With this CR passing without a relief package, many significant funding levels are in a holding pattern. This includes no additional funding for Operation Warp Speed, the Pentagon’s program to seek a vaccine; no new funding opportunities specific to coronavirus through the National Institutes of Health; no new funding opportunities for small businesses through the Paycheck Protection Program or Economic Injury Disaster Loans; no legal liability protections; and no budget stability.

On a positive note for industry, the resolution includes an extension of Section 3610 of the CARES Act, to provide reimbursements under contracts delayed or halted because of the coronavirus pandemic, and the procurement of up to two Columbia-class submarines. However, these are authorizations without appropriations. Full-year funding is necessary to ensure we do not have a remake of the movie “Groundhog Day” on Dec. 11.

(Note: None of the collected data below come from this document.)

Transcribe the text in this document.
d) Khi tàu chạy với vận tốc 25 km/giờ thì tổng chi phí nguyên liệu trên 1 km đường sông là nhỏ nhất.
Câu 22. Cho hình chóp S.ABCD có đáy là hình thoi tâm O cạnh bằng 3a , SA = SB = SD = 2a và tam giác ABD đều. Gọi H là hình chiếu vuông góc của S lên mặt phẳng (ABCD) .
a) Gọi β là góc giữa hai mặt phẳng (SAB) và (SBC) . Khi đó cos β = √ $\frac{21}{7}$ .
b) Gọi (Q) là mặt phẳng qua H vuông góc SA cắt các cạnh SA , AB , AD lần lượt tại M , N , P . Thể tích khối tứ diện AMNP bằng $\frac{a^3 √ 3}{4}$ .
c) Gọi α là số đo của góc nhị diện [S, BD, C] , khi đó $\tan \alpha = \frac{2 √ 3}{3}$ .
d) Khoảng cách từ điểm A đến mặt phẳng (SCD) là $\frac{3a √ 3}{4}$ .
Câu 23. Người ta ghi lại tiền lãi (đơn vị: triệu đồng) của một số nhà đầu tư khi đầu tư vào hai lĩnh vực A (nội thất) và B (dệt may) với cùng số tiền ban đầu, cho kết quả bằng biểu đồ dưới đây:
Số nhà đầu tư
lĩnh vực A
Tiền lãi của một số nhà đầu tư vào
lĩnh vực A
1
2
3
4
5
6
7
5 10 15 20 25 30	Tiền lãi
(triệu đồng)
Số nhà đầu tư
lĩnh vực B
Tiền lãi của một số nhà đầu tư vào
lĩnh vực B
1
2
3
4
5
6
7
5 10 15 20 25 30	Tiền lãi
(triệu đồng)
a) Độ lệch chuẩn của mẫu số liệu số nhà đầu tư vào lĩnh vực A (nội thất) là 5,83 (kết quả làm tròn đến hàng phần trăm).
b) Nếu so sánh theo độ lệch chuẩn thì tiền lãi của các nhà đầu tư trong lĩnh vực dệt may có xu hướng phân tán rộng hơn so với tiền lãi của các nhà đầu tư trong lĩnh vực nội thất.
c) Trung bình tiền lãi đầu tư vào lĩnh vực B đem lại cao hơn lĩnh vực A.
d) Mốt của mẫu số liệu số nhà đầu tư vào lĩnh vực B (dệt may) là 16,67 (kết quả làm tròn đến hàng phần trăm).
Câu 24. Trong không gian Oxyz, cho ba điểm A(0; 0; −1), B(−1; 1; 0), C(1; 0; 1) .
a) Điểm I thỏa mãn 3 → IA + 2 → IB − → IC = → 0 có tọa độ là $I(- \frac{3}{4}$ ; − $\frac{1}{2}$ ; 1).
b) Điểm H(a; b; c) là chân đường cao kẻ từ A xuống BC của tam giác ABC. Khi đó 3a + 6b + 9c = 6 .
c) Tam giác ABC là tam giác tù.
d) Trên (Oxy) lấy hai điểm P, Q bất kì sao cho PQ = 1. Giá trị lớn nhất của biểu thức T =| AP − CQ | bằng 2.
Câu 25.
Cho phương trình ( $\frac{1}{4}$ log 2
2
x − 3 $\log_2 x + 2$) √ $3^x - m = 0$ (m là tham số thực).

Many issues, including the growing deficit, continue to challenge the budgetary stability needed by the military services and the industry that supports national defense. As the fiscal situation tightens, it is ever more imperative that each dollar dedicated to national defense is spent with the utmost efficiency and effectiveness.

There are many important factors impacting the “when” and “how much” of any new funding. These include who is elected president of the United States, the state of the pandemic and the state of the economy. Other factors include the effectiveness of a possible vaccine; the delay of government action should either side of the aisle oppose the result of the election or any delays from mail-in voting; the possibility of no vaccine ready to mass-produce; and any conflicts that occur domestically or internationally.

Many of these issues are out of the hands of Congress, but whether or not to extend the CR beyond Dec. 11 is not one of them.

Congress needs to prioritize full-year funding ASAP. We hope for proactive, bipartisan post-election actions to ensure it gets passed.

Jonathan Kupperman is a legislative policy associate at NDIA.